Das Drama stammt aus der Feder der österreichisch-jüdischen Autorin und Dramaturgin Anna Gmeyner (1902-1991), die einst mit Piscator, Brecht und Eisler zusammenarbeitetete, bevor sie 1935 ins englische Exil ging. "Ende einer Verhandlung" existierte nur als Skript, ohne Regieanweisungen. Amanda Lasker-Berlin übertrug den Text ins Deutsche und der Regisseur – ein Jäger verlorener Schätze – setzte das Stück mit einem enormen Aufgebot an Schauspielerinnen und Schauspielern auf die Bühne.
Zwölf Charakterköpfe stehen sich gegenüber
Zwölf Charakterköpfe stehen sich gegenüber, die in ihren Rollen aufblühen können und sich gleichzeitig im Ensemblespiel zurücknehmen müssen: Der Mysteriöse ("Salieri" Jürgen Hartmann als Gast), der Übergriffige (Gunnar Blume), der Bescheidene mit einem Hang zum religiösen Mythentraum (Rico Strempel), der Extrovertierte (Matthis Heinrich), der Schüchterne (Leonard Pfeiffer), der Reservierte (Florian Graf), der Cholerische (Michael Schrodt), der Überkorrekte (Erik Studte), der Resignierte (Jan Wenglarz), die lebenserfahrene alte Dame (Nicola Lembach), die alleinstehende Frau mittleren Alters (Ulrike Knobloch), die selbstbewusste junge Schöne (als Gast Marlene Goksch für die erkrankte Mia Antonia Dressler), an der Begierde, Begehren und Neid der Anderen abzuperlen scheinen wie Tropfen an einem Regenmantel.
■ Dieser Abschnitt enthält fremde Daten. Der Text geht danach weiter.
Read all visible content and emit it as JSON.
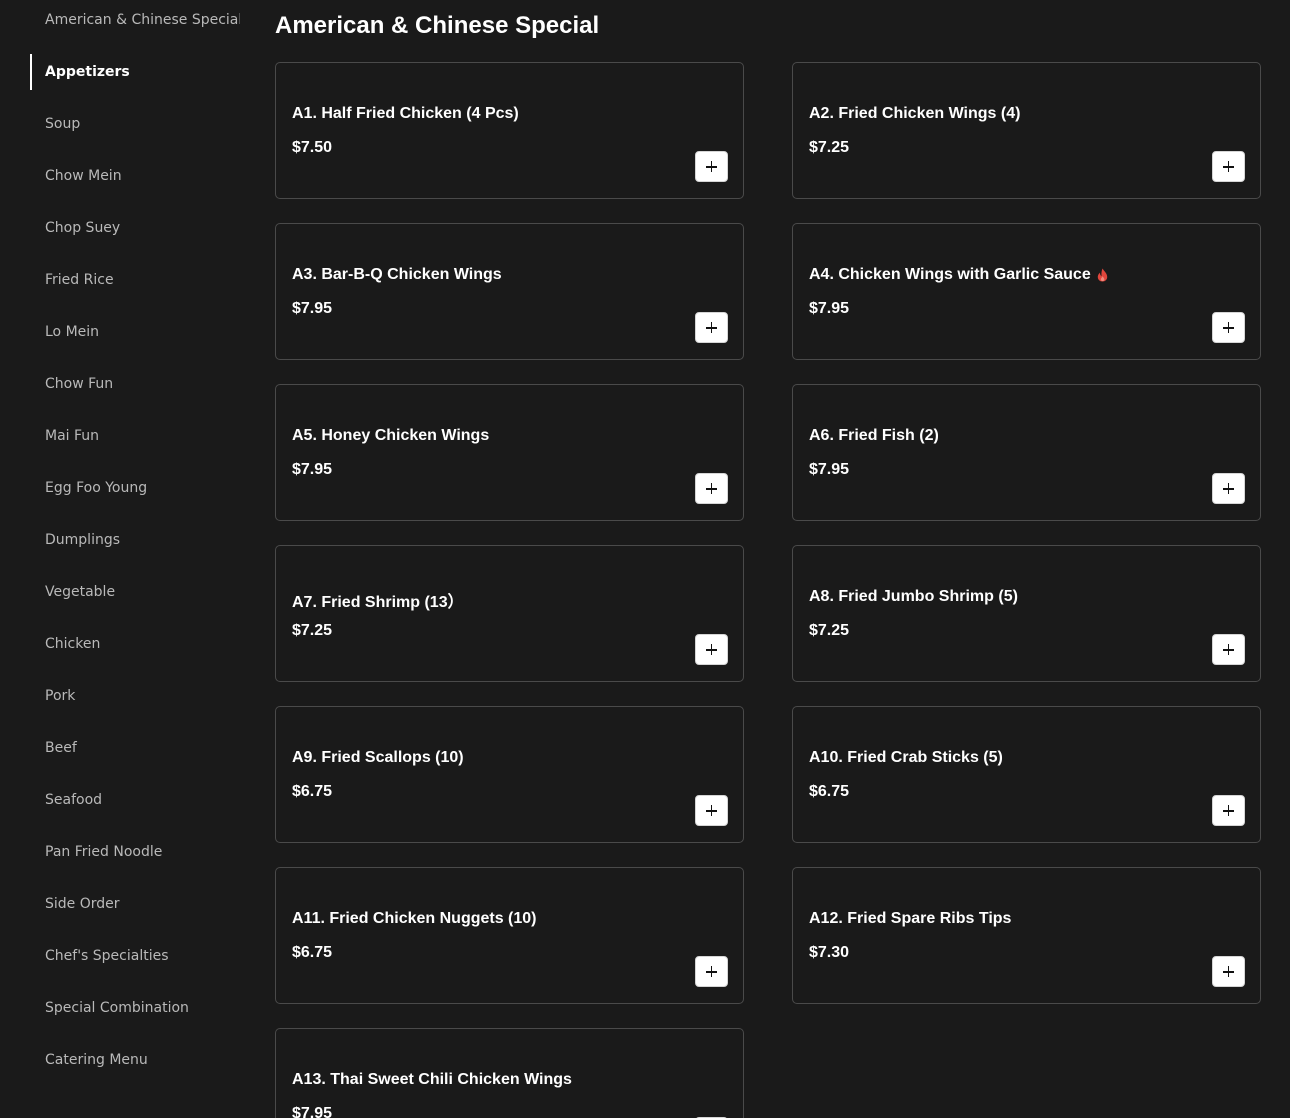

Und schließlich noch der Gerichtsdiener (David Gerlach), der der Schicksalsgemeinschaft auf Zeit seine Ordnungsrufe entgegensetzt.
Fiebrige Atmosphäre in einem Landgericht
Erinnert man sich an klassische Gerichtsdramen in Filmen, ahnt man, welche Gruppendynamik in klaustrophobisch anmutenden Räumen in Gang gesetzt wird. Diese fiebrige Atmosphäre in einem Landgericht in der englischen Provinz um 1936 breitet sich auch auf der Meininger Bühne aus, verstärkt durch musikalische Einsprengsel von Christopher Brandt. Ausstatter Christian Rinke hat den Raum als schiefe Ebene konzipiert und mit weißen Linien begrenzt, um die hermetische Geschlossenheit des Geschworenenzimmers zu unterstreichen.
Anna Gmeyner war eine hervorragende Beobachterin menschlicher Verhaltensweisen. Das zeigt sich in den Feinheiten des aufgeregten Austausches von Wichtigem und Nichtigem. Manche Gefühlsausbrüche allerdings werden arg theatralisch in Szene gesetzt.
Arg theatralisch und plakativ wird es auch, als sich nach der Pause als Spiel im Spiel eine zweite Zeitebene öffnet, 30 Jahre vorher, in der man zur Filmmusik aus Hitchcocks Psychothriller "Vertigo" eine weitere Beziehungstragödie mit tödlichem Ausgang Revue passieren lässt.
Beziehungstragödie mit tödlichem Ausgang
Alles ist also da, um das Stück zum spektakulären Ereignis zu machen. Und das gerade ist sein Dilemma: Es wird zu viel verhandelt an existenziellen Notständen: Männliches Machtgebaren, sexuelle Übergriffigkeit, Eifersucht, Femizid, soziale Differenzen, Kain und Abel, Gruppendynamik, das Ringen um Konsens, das mühsame Stochern auf der Suche nach Wahrheit und Gerechtigkeit.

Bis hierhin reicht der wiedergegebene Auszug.